Направляемся к кузнице. Какой зимний ветер! Настоящая вьюга — она чуть не сбивает с ног. Идешь и вдруг замечаешь что-то неестественное в поведении березок, лип. Ветер такой, что ему бы с корнями вырывать деревья, а они стоят и не покачиваются даже. А если и качается какое, так будто бы нехотя. И не успев удивиться этому, вспоминаешь, что их упругие зеленые паруса лежат уже где-то под снегом, и потому ветер свободно пролетает через недавнюю крону — не за что ему зацепиться. Ого, были бы листья — как гнул бы он эти деревья — за чубы и до самой земли…
А вот и кузница. Какая же это кузница? Это же настоящий цех хорошего городского завода! И куда только подевались они, наши доморощенные кузницы, которые не так давно всегда безошибочно можно было узнать по раскрытым и дырявым крышам, откуда свободно сыпался на горн снег; по тем стенам, которые, казалось, вот-вот раскатятся на все четыре стороны сразу. Маленькие, тесненькие, они всегда были полны дыма, грохота, искр (нигде от них не спрячешься) — казалось, будто тут перековывают на какой-нибудь лемех или подкову не слишком ковкую звезду или астероид. И кузнецы — всегда чумазые, как малые дети. А этот чисто одет, даже какой-то городской вид имеет.
Когда мы простились с кузнецом и вышли в метель, ты, помнишь, сказал мне о нем:
— Хороший специалист этот Слонкин. Он недавно из Калининградской области к нам приехал. В колхоз мы его приняли… Видишь, вон там мы строим два двухквартирных дома? Летом закончим и дадим ему квартиру. Пусть едет, забирает свою жену да и живет себе как человек.

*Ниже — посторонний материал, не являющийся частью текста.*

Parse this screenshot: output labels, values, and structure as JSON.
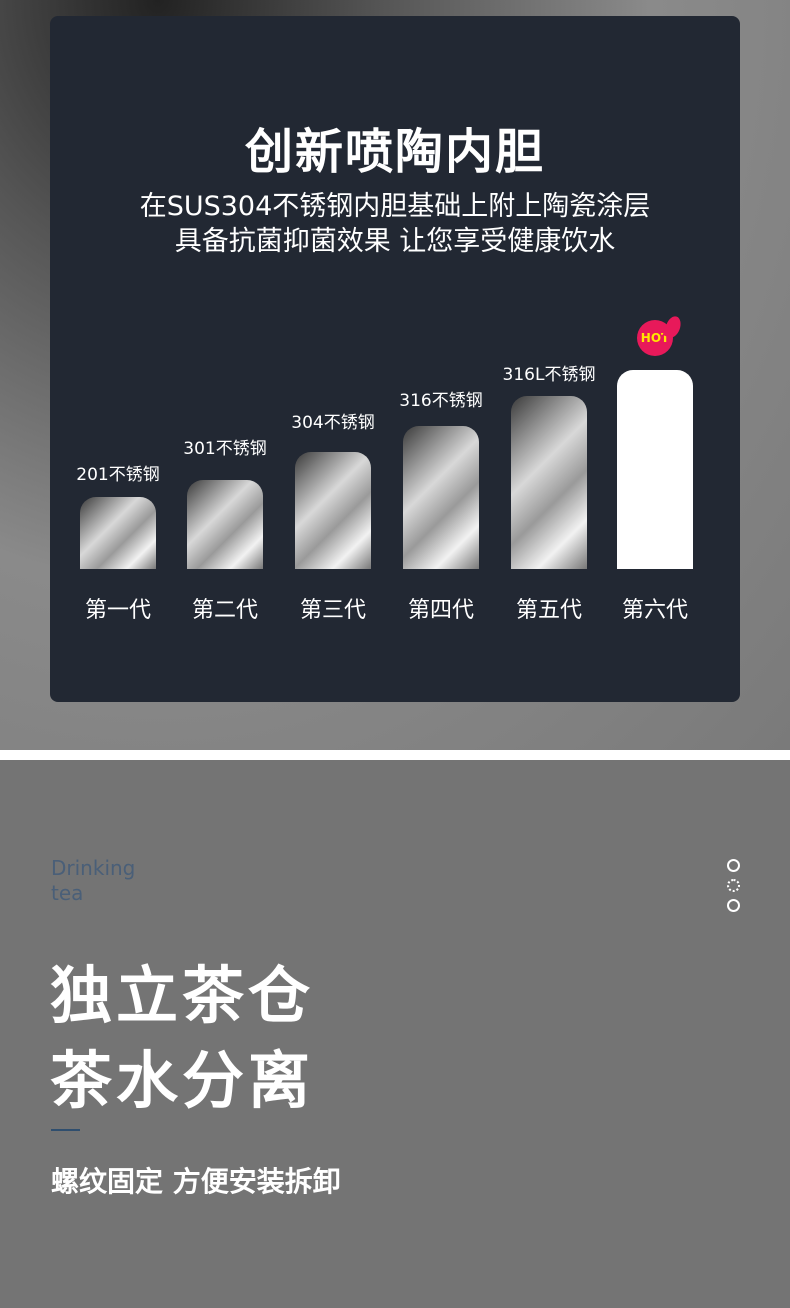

И я искренне тогда радовался за кузнеца, за тебя, что ты так просто понимаешь человеческую доброту, которая, видимо, всегда должна быть не снисходительной «милостью руководителя», а естественной и постоянной в любых человеческих отношениях. О человеке надо заботиться так, чтоб ему не было неловко от твоего внимания, чтобы он даже не всегда знал об этом и не чувствовал себя постоянно в долгу перед своим «благодетелем».
Возле самого коровника, запыхавшись, нас догнал мужчина. По одежде я понял — не колхозник. Поздоровался даже со мной несколько заискивающе — так обычно здороваются люди, которые собираются у вас что-то просить.
— Едва догнал. А то пришел в амбар — говорят, был. Прибежал в кузницу — говорят, ушел, — еще не отдышавшись, начал он и потом сразу выложил свою просьбу — Михайлович, может быть, ты трактор нам дал бы?
— Вот видишь, и тебе трактор. А знаешь ли ты, что наша техника уже начала работать на полрайона? Вот и сегодня один трактор в «Сельхозтехнике», второй — в школе-интернате, третий — в ветлечебнице. И вот четвертый просишь ты. Так что, силами всего района угробим технику колхоза «Большевик», а Шведову тогда — сохой пахать землю придется? И все к Шведову идут. А почему в своем колхозе не попросил?
— Так этот не даст, Михайлович…
— А я, думаешь, дам? И я не дал бы, если б в какую другую организацию. А вам, конечно, грех отказывать. Иди скажи Комару или механику, что я не возражаю.
Когда мужчина отошел, я спросил:
— Откуда он?
— Да с Берестенова, из Дома инвалидов. Дрова им надо вывезти. Я знал, что они все равно ко мне придут. Тот, видишь, председатель не дает, у того не выпросишь, а у Шведова, думают, все можно.
И потом, помолчав, добавил:
— А ты говоришь, что председателю хорошо, когда колхоз так близко от райцентра.
На ферме как-то тревожно и пронзительно ревели коровы — сегодня они впервые не вышли в поле. В теплые коровники доходит сладковатый запах первого мокрого снега, ветра, который успел пропахнуть зимой.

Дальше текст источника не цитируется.